Prefer RunE over Run so errors propagate cleanly and tests stay straightforward.


4. stdin, stdout, and stderr

The usual contract:

  • stdout — data meant for machines (pipelines)
  • stderr — logs and warnings for humans
  • stdin — piped or redirected input
import (
    "io"
    "os"
)

func copyOut(r io.Reader) {
    _, _ = io.Copy(os.Stdout, r)
}

func logErr(msg string) {
    _, _ = fmt.Fprintln(os.Stderr, msg)
}

For TTY detection (toggle colors), small helpers like golang.org/x/term or isatty-style packages help; disabling color in CI improves readability of logs.


5. Exit codes

Unix conventions:

Code Meaning
0 Success
1 General error
2 Misuse (bad arguments)

Cobra generally exits with 1 when RunE returns an error. For custom codes you can call os.Exit — use sparingly and keep business logic testable outside main.

Good practice: Keep core logic in pure functions; let a thin main / cmd layer map results to os.Exit.
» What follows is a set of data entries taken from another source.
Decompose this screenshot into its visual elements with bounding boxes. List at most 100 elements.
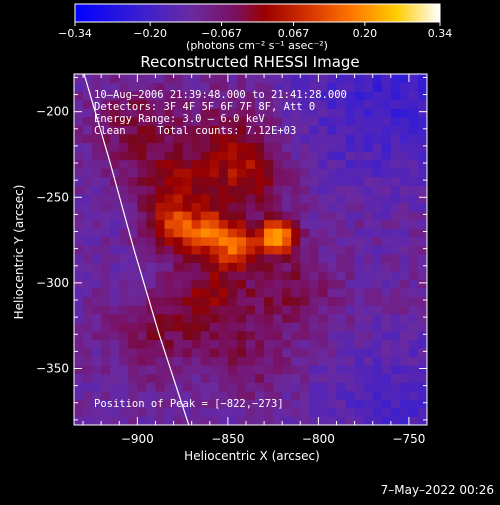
heatmap-cell [209, 99, 220, 109]
heatmap-cell [245, 210, 256, 221]
heatmap-cell [282, 416, 292, 425]
heatmap-cell [291, 151, 301, 161]
heatmap-cell [381, 108, 392, 118]
heatmap-cell [110, 296, 120, 306]
heatmap-cell [173, 91, 184, 101]
heatmap-cell [74, 159, 84, 169]
heatmap-cell [218, 253, 229, 263]
heatmap-cell [309, 74, 319, 84]
heatmap-cell [245, 236, 256, 246]
heatmap-cell [282, 202, 292, 212]
heatmap-cell [182, 339, 193, 349]
heatmap-cell [137, 373, 148, 383]
heatmap-cell [417, 108, 427, 118]
heatmap-cell [110, 168, 120, 178]
heatmap-cell [128, 407, 138, 418]
heatmap-cell [381, 270, 392, 281]
heatmap-cell [119, 296, 129, 306]
heatmap-cell [209, 228, 220, 238]
heatmap-cell [327, 407, 338, 418]
heatmap-cell [146, 168, 157, 178]
heatmap-cell [408, 279, 419, 289]
heatmap-cell [209, 382, 220, 392]
heatmap-cell [200, 313, 211, 323]
heatmap-cell [155, 142, 166, 152]
heatmap-cell [327, 245, 338, 255]
heatmap-cell [390, 296, 401, 306]
heatmap-cell [255, 279, 265, 289]
heatmap-cell [300, 296, 310, 306]
heatmap-cell [372, 193, 383, 204]
heatmap-cell [83, 74, 93, 84]
heatmap-cell [372, 322, 383, 332]
heatmap-cell [372, 262, 383, 272]
heatmap-cell [128, 125, 138, 135]
heatmap-cell [273, 262, 283, 272]
heatmap-cell [363, 159, 374, 169]
heatmap-cell [354, 74, 365, 84]
heatmap-cell [300, 382, 310, 392]
heatmap-cell [354, 365, 365, 375]
footer-date: 7–May–2022 00:26 [381, 483, 494, 497]
heatmap-cell [417, 322, 427, 332]
heatmap-cell [236, 99, 247, 109]
heatmap-cell [164, 399, 175, 409]
heatmap-cell [318, 416, 329, 425]
heatmap-cell [119, 245, 129, 255]
heatmap-cell [74, 151, 84, 161]
heatmap-cell [264, 176, 274, 186]
heatmap-cell [417, 270, 427, 281]
heatmap-cell [83, 245, 93, 255]
heatmap-cell [200, 133, 211, 144]
heatmap-cell [345, 313, 356, 323]
heatmap-cell [209, 296, 220, 306]
heatmap-cell [119, 322, 129, 332]
y-tick-label: −200 [36, 105, 69, 119]
heatmap-cell [173, 416, 184, 425]
heatmap-cell [83, 339, 93, 349]
heatmap-cell [110, 151, 120, 161]
heatmap-cell [273, 390, 283, 400]
heatmap-cell [92, 74, 102, 84]
heatmap-cell [291, 305, 301, 315]
heatmap-cell [255, 373, 265, 383]
colorbar-tick-label: −0.067 [201, 27, 242, 40]
heatmap-cell [137, 219, 148, 229]
heatmap-cell [128, 390, 138, 400]
solar-limb-line [83, 74, 190, 425]
heatmap-cell [300, 270, 310, 281]
heatmap-cell [110, 219, 120, 229]
heatmap-cell [200, 279, 211, 289]
heatmap-cell [101, 228, 111, 238]
heatmap-cell [83, 151, 93, 161]
heatmap-cell [300, 99, 310, 109]
heatmap-cell [381, 236, 392, 246]
heatmap-cell [191, 193, 202, 204]
heatmap-cell [155, 168, 166, 178]
heatmap-cell [363, 399, 374, 409]
heatmap-cell [119, 279, 129, 289]
heatmap-cell [245, 82, 256, 92]
heatmap-cell [345, 159, 356, 169]
heatmap-cell [318, 305, 329, 315]
heatmap-cell [273, 185, 283, 195]
heatmap-cell [282, 99, 292, 109]
heatmap-cell [209, 262, 220, 272]
heatmap-cell [408, 125, 419, 135]
heatmap-cell [264, 339, 274, 349]
heatmap-cell [155, 296, 166, 306]
heatmap-cell [164, 219, 175, 229]
heatmap-cell [264, 245, 274, 255]
heatmap-cell [173, 210, 184, 221]
heatmap-cell [218, 279, 229, 289]
heatmap-cell [227, 313, 238, 323]
heatmap-cell [417, 133, 427, 144]
heatmap-cell [74, 356, 84, 366]
heatmap-cell [155, 99, 166, 109]
heatmap-cell [309, 193, 319, 204]
heatmap-cell [300, 339, 310, 349]
heatmap-cell [390, 133, 401, 144]
heatmap-cell [182, 142, 193, 152]
heatmap-cell [83, 133, 93, 144]
heatmap-cell [381, 151, 392, 161]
That way go test can validate behavior without real process exit codes.


6. Configuration: flags, env, files

A common precedence stack:

  1. Command-line flags (highest priority)
  2. Environment variables (MYCLI_API_KEY)
  3. User config under ~/.config/mycli/config.yaml

Viper fits the Cobra ecosystem, but small tools often need only os.Getenv and a one-time YAML/JSON read. Match dependency weight to project size.


7. Cross-compilation

Go can build for many targets from one machine:

GOOS=linux GOARCH=amd64 go build -o mycli-linux-amd64 .
GOOS=darwin GOARCH=arm64 go build -o mycli-darwin-arm64 .
GOOS=windows GOARCH=amd64 go build -o mycli-windows-amd64.exe .
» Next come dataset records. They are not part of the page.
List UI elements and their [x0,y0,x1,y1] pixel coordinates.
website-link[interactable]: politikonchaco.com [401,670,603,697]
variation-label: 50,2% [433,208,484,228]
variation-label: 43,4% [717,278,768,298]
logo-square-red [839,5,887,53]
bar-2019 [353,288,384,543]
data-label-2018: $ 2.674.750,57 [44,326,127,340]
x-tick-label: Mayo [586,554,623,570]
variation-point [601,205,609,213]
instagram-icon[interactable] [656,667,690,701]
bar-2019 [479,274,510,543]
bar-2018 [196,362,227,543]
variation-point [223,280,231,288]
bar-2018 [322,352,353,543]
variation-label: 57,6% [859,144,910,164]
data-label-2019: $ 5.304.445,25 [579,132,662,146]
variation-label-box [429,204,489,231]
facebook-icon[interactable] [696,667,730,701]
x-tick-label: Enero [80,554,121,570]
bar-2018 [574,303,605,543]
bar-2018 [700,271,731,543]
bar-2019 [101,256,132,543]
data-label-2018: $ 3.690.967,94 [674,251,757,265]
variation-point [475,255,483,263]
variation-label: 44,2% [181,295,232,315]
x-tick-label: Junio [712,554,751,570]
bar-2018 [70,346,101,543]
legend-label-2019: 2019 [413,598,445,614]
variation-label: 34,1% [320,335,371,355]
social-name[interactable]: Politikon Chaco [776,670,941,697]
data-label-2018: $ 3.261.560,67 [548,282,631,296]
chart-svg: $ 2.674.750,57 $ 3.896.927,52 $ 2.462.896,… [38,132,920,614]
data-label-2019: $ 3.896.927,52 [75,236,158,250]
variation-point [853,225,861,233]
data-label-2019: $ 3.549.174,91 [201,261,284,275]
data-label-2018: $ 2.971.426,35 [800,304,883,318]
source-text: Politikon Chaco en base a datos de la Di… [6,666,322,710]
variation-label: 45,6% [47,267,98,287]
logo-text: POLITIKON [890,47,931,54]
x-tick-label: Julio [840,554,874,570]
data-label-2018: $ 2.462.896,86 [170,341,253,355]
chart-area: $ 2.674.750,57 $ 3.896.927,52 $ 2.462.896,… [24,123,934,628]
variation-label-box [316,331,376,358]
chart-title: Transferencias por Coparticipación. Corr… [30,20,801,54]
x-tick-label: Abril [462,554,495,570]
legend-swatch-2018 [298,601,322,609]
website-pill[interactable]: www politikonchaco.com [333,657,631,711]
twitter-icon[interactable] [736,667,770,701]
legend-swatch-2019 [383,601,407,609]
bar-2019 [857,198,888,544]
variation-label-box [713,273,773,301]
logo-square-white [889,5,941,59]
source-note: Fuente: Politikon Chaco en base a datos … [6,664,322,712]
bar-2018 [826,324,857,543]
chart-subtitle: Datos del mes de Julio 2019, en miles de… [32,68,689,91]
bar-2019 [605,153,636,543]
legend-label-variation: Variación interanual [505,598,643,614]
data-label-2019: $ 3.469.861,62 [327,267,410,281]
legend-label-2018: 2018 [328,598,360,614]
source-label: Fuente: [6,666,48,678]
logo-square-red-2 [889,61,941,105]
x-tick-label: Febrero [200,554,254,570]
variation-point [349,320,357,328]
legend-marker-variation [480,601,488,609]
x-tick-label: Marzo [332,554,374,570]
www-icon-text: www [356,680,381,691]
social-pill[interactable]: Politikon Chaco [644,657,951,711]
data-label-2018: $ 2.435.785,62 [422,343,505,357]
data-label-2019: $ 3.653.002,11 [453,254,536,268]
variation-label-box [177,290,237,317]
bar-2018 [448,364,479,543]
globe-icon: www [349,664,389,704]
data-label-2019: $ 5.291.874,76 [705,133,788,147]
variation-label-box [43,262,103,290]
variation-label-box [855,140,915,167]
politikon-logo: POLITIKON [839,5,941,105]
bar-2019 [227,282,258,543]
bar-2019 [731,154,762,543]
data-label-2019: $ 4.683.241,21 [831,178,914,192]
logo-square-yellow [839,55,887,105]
CI pipelines commonly run these commands to publish artifacts.


8. Testing strategy

  • Unit tests: avoid binding logic to global os.Args state.
  • Integration: running the built binary via exec.Command is heavier but useful for critical paths.
  • Golden files: snapshot stdout against checked-in expected output.
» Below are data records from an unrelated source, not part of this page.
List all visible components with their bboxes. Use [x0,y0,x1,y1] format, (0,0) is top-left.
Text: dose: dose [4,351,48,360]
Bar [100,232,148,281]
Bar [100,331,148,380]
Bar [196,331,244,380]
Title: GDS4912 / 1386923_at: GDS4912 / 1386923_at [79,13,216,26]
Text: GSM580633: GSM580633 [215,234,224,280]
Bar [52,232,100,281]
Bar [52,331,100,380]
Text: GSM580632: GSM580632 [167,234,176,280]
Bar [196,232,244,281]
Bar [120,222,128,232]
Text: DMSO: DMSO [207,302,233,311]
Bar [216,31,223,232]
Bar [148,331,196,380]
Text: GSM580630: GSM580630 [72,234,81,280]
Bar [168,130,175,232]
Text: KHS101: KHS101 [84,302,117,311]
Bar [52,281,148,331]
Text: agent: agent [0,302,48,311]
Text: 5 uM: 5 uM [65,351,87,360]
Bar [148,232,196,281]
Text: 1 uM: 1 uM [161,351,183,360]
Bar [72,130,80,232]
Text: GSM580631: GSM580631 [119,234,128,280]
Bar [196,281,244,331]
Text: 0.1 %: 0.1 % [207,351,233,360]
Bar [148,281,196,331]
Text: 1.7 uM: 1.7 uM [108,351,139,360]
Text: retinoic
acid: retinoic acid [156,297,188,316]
Injecting io.Writer instead of calling fmt.Printf directly — e.g. Run(out io.Writer, args []string) error — dramatically improves testability.


9. Releases: GoReleaser

GoReleaser can produce multi-platform binaries, checksums, and sometimes package-manager recipes when you push a Git tag. It saves a lot of time for open-source CLIs.

Even without it, go install github.com/user/mycli@latest lets users install from your module path (Go 1.17+).


10. UX tips

  • Help text: fill Short and Long; show example invocations.
  • Version: inject with ldflags (-X main.version=...) from CI or git.
  • Color: pretty in terminals; messy in log files — gate on TTY.
  • Progress: for long jobs, use stderr for progress so stdout stays machine-clean.

Checklist

  • Clear separation of stdout vs stderr?
  • Errors return actionable messages?
  • Exit codes documented for automation?
  • -h / --help actually helpful?
  • Cross-build integrated into CI?

Building CLIs in Go gives you a fast path from prototype to long-lived internal tools. Start with flag, graduate to Cobra when complexity grows, and automate distribution early.

The command line is your UI — keep it short, clear, and predictable.